DYNE-101 achieves durable knockdown of toxic human nuclear DMPK RNA and correction of splicing in the hTfR1/DMSXL mouse model of DM1


Pre-Clinical Research

Poster Number: 144


Stefano Zanotti, Dyne Therapeutics, Tyler Picariello, Dyne Therapeutics, Nelson Hsia, Dyne Therapeutics, Timothy Weeden, Dyne Therapeutics, Ryan Russo, Dyne Therapeutics, Lydia Schlaefke, Dyne Therapeutics, Monica Yao, Dyne Therapeutics, Aiyun Wen, Dyne Therapeutics, Scott Hildebrand, Dyne Therapeutics, John Najim, Dyne Therapeutics, Qifeng Qiu, Dyne Therapeutics, Brendan Quinn, Dyne Therapeutics, John Davis, Dyne Therapeutics, Oxana Beskrovnaya, Dyne Therapeutics

Introduction: Myotonic dystrophy type 1 (DM1) is a rare neuromuscular disease caused by the expansion of CUG repeats in the 3’-untranslated region of the dystrophia myotonica protein kinase (DMPK) RNA. The expanded CUG repeats form hairpin-loop structures that sequester splicing regulators into toxic nuclear foci, leading to a spliceopathy that drives DM1 clinical manifestations. Naked antisense oligonucleotides (ASO) designed to knockdown (KD) DMPK have shown promise in preclinical models; however, clinical application has failed because of insufficient delivery to muscle upon systemic administration. The FORCETM platform, consisting of an antigen-binding fragment (Fab) that specifically binds transferrin receptor 1 (TfR1), conjugated to a therapeutic oligonucleotide payload, was designed to overcome these limitations.
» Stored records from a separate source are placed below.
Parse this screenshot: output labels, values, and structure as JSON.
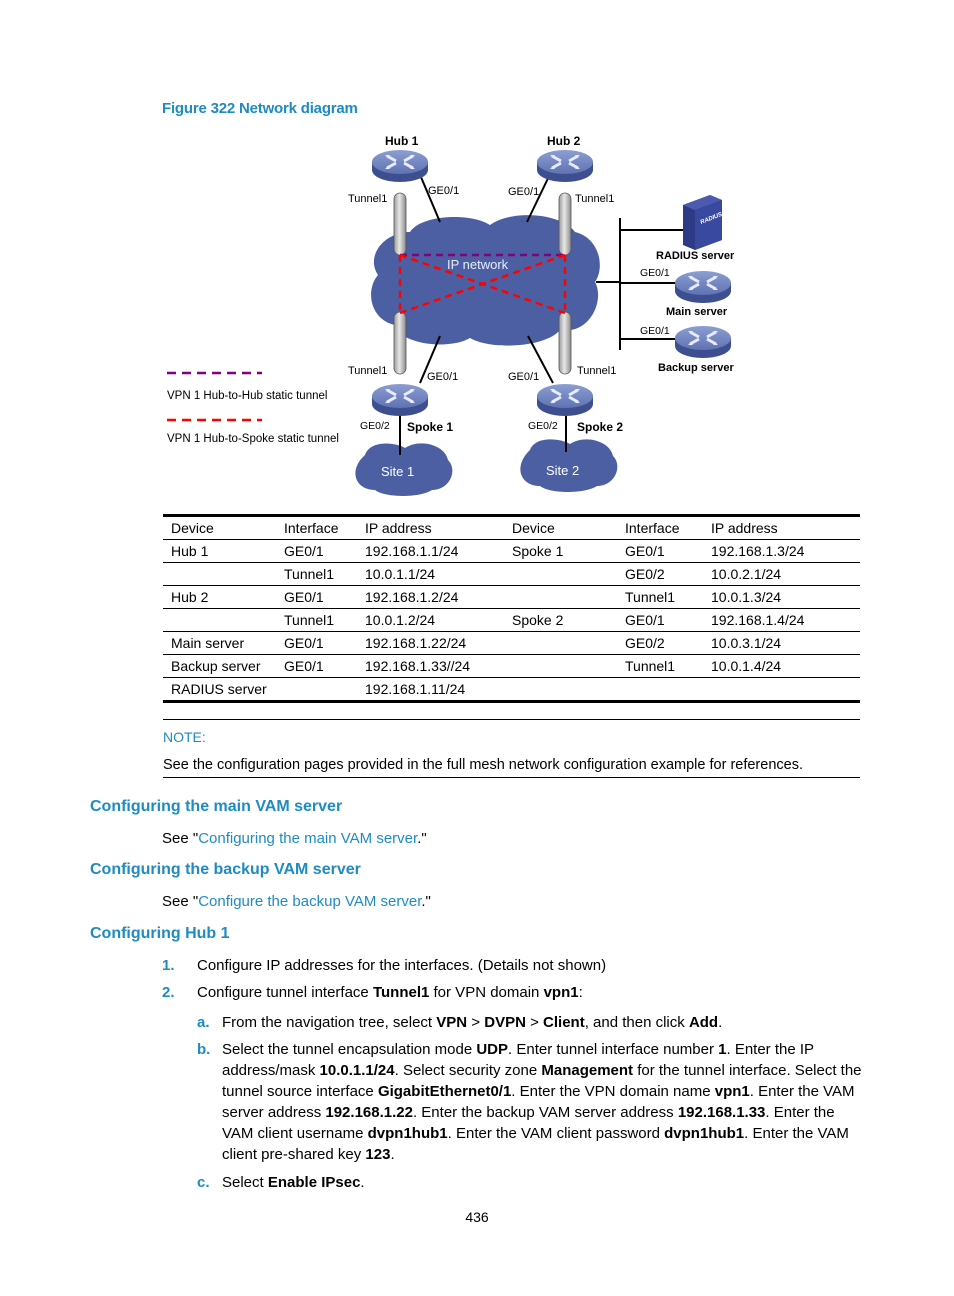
{
  "figure": {
    "title": "Figure 322 Network diagram",
    "labels": {
      "hub1": "Hub 1",
      "hub2": "Hub 2",
      "spoke1": "Spoke 1",
      "spoke2": "Spoke 2",
      "radius": "RADIUS server",
      "main": "Main server",
      "backup": "Backup server",
      "ip_network": "IP network",
      "site1": "Site 1",
      "site2": "Site 2",
      "tunnel1": "Tunnel1",
      "ge01": "GE0/1",
      "ge02": "GE0/2",
      "radius_logo": "RADIUS"
    },
    "legend": [
      {
        "label": "VPN 1 Hub-to-Hub  static tunnel",
        "color": "#800080"
      },
      {
        "label": "VPN 1 Hub-to-Spoke  static tunnel",
        "color": "#ff0000"
      }
    ],
    "colors": {
      "cloud": "#4d5fa3",
      "router": "#5a6fb0",
      "tunnel": "#c8c8c8"
    }
  },
  "table": {
    "headers": [
      "Device",
      "Interface",
      "IP address",
      "Device",
      "Interface",
      "IP address"
    ],
    "rows": [
      [
        "Hub 1",
        "GE0/1",
        "192.168.1.1/24",
        "Spoke 1",
        "GE0/1",
        "192.168.1.3/24"
      ],
      [
        "",
        "Tunnel1",
        "10.0.1.1/24",
        "",
        "GE0/2",
        "10.0.2.1/24"
      ],
      [
        "Hub 2",
        "GE0/1",
        "192.168.1.2/24",
        "",
        "Tunnel1",
        "10.0.1.3/24"
      ],
      [
        "",
        "Tunnel1",
        "10.0.1.2/24",
        "Spoke 2",
        "GE0/1",
        "192.168.1.4/24"
      ],
      [
        "Main server",
        "GE0/1",
        "192.168.1.22/24",
        "",
        "GE0/2",
        "10.0.3.1/24"
      ],
      [
        "Backup server",
        "GE0/1",
        "192.168.1.33//24",
        "",
        "Tunnel1",
        "10.0.1.4/24"
      ],
      [
        "RADIUS server",
        "",
        "192.168.1.11/24",
        "",
        "",
        ""
      ]
    ]
  },
  "note": {
    "label": "NOTE:",
    "text": "See the configuration pages provided in the full mesh network configuration example for references."
  },
  "sections": {
    "main_vam": {
      "heading": "Configuring the main VAM server",
      "see": "See \"",
      "link": "Configuring the main VAM server",
      "after": ".\""
    },
    "backup_vam": {
      "heading": "Configuring the backup VAM server",
      "see": "See \"",
      "link": "Configure the backup VAM server",
      "after": ".\""
    },
    "hub1": {
      "heading": "Configuring Hub 1",
      "step1": {
        "num": "1.",
        "text": "Configure IP addresses for the interfaces. (Details not shown)"
      },
      "step2": {
        "num": "2.",
        "t1": "Configure tunnel interface ",
        "b1": "Tunnel1",
        "t2": " for VPN domain ",
        "b2": "vpn1",
        "t3": ":"
      },
      "sub_a": {
        "num": "a.",
        "t1": "From the navigation tree, select ",
        "b1": "VPN",
        "t2": " > ",
        "b2": "DVPN",
        "t3": " > ",
        "b3": "Client",
        "t4": ", and then click ",
        "b4": "Add",
        "t5": "."
      },
      "sub_b": {
        "num": "b.",
        "parts": [
          [
            "Select the tunnel encapsulation mode ",
            false
          ],
          [
            "UDP",
            true
          ],
          [
            ". Enter tunnel interface number ",
            false
          ],
          [
            "1",
            true
          ],
          [
            ". Enter the IP address/mask ",
            false
          ],
          [
            "10.0.1.1/24",
            true
          ],
          [
            ". Select security zone ",
            false
          ],
          [
            "Management",
            true
          ],
          [
            " for the tunnel interface. Select the tunnel source interface ",
            false
          ],
          [
            "GigabitEthernet0/1",
            true
          ],
          [
            ". Enter the VPN domain name ",
            false
          ],
          [
            "vpn1",
            true
          ],
          [
            ". Enter the VAM server address ",
            false
          ],
          [
            "192.168.1.22",
            true
          ],
          [
            ". Enter the backup VAM server address ",
            false
          ],
          [
            "192.168.1.33",
            true
          ],
          [
            ". Enter the VAM client username ",
            false
          ],
          [
            "dvpn1hub1",
            true
          ],
          [
            ". Enter the VAM client password ",
            false
          ],
          [
            "dvpn1hub1",
            true
          ],
          [
            ". Enter the VAM client pre-shared key ",
            false
          ],
          [
            "123",
            true
          ],
          [
            ".",
            false
          ]
        ]
      },
      "sub_c": {
        "num": "c.",
        "t1": "Select ",
        "b1": "Enable IPsec",
        "t2": "."
      }
    }
  },
  "page_number": "436"
}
Methods: DYNE-101, is a Fab-conjugated gapmer ASO that targets human DMPK. hTfR1/DMSXL mice, a novel model expressing human TfR1 and a human DMPK with >1,000 CUG repeats, received 10 mg/kg ASO equivalent of DYNE-101 or vehicle on days 0 and 7. On day 28, DMPK RNA levels and splicing were assessed in the heart and skeletal muscles, while DMPK foci were assessed in the heart. Non-GLP dose-range finding toxicology studies were conducted in non-human primates (NHPs).

Results: hTfR1/DMSXL mice administered with DYNE-101 exhibited a durable 40 to 49% KD of toxic human DMPK RNA, leading to spicing correction in the heart and skeletal muscle. These effects were accompanied by a 49% DMPK foci reduction in the heart. Analysis of gene expression in nuclear and cytoplasmic fractions provided direct evidence that DYNE-101 reduced accumulation of toxic human DMPK RNA trapped in cell nucleus. DYNE-101 was well tolerated in NHPs after repeat dosing.

Conclusion: These data demonstrate that DYNE-101 targets toxic DMPK in the nucleus, thereby driving splicing correction in cardiac and skeletal muscle with a long-lasting effect. DYNE-101 is well-tolerated in NHP, supporting advancement into the clinic.